John Walmsley

Personal information
- Full name: John William Walmsley
- Date of birth: 22 April 1903
- Place of birth: Accrington, England
- Date of death: 1970 (aged 66–67)
- Place of death: Haslingden, England
- Height: 5 ft 9 in (1.75 m)
- Position(s): Wing half

Senior career*
- Years: Team / Apps / (Gls)
- 1920–1921: Bacup Borough / ? / (?)
- 1921–1922: Nelson / 1 / (0)
- 1922–1924: Barnoldswick Town / ? / (?)
- 1924–1926: Accrington Stanley / 17 / (0)
- 1926–1929: Barnoldswick Town / ? / (?)
- 1929: Great Harwood / ? / (?)
- 1929: Horwich RMI / ? / (?)

= John Walmsley (footballer) =

English footballer

John William Walmsley (22 April 1903 – 1970) was an English professional association footballer who played predominantly as a wing half. Born in Accrington, Lancashire, he initially played Sunday league football for St Paul's and Accrington St Peter's. Walmsley started his senior playing career in Non-League football with Bacup Borough before joining Football League Third Division North side Nelson in 1921. He played just one match for Nelson, appearing at centre-half in the 2–4 defeat to Wrexham on 26 November 1921.

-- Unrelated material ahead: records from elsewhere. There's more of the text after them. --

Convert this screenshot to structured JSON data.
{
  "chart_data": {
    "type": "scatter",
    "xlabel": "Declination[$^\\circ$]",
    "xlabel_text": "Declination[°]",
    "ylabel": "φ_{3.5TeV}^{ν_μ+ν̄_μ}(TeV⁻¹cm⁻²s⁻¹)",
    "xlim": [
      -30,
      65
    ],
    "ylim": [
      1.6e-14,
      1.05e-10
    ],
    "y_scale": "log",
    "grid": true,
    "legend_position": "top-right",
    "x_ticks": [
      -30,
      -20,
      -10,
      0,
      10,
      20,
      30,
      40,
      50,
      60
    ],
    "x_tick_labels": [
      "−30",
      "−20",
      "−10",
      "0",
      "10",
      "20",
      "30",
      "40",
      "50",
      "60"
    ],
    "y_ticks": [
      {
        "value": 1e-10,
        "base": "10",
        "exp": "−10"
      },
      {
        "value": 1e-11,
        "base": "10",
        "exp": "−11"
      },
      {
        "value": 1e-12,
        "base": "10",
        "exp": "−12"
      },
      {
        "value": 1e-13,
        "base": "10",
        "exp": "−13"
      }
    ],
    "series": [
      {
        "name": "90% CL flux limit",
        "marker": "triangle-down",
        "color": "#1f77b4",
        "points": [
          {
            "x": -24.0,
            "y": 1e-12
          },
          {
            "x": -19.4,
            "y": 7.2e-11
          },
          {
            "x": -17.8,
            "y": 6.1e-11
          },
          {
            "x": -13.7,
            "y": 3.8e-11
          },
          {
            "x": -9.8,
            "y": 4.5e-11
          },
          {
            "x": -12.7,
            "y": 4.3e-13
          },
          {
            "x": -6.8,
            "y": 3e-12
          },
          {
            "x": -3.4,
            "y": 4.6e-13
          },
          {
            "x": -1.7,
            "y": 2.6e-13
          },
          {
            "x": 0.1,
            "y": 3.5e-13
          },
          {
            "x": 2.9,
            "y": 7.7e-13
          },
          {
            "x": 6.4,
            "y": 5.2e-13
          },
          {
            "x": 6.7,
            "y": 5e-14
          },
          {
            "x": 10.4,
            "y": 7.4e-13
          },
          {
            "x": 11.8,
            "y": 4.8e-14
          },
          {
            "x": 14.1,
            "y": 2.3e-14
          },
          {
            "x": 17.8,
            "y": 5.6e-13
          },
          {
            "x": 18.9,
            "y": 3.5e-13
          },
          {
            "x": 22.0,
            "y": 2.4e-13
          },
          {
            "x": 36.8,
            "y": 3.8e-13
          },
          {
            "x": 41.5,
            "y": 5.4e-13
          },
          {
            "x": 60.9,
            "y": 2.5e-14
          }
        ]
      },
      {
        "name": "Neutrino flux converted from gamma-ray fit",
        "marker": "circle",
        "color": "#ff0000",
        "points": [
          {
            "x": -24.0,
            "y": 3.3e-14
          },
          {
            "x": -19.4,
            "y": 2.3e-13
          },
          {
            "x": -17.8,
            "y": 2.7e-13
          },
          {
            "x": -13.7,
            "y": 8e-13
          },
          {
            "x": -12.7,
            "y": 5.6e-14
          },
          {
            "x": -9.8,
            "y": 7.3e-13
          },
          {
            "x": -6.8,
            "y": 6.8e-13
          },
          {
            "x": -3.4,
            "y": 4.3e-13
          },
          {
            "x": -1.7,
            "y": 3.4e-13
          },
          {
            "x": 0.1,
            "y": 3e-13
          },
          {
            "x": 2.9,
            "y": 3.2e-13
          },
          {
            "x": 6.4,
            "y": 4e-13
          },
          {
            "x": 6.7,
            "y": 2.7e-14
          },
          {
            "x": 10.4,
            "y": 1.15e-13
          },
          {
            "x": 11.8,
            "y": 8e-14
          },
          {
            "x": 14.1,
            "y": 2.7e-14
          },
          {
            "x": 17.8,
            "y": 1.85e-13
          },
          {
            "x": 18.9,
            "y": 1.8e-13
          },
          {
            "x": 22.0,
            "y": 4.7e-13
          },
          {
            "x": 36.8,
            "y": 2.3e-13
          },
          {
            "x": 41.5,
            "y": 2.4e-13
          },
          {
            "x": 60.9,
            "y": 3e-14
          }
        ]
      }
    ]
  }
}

Walmsley left the club at the end of the 1921–22 season to join Barnoldswick Town. After spending two years with Barnoldswick, he moved back into the Football League, signing for Accrington Stanley in the summer of 1924. He made nine league appearances for the side in his first season as the team finished 17th in the division. The following campaign, he played eight times in the league as Accrington achieved an 18th-placed finish. He left the club at the end of the 1925–26 season, and subsequently had spells with Barnoldswick Town, Great Harwood and Horwich RMI before moving into local amateur football in the early 1930s.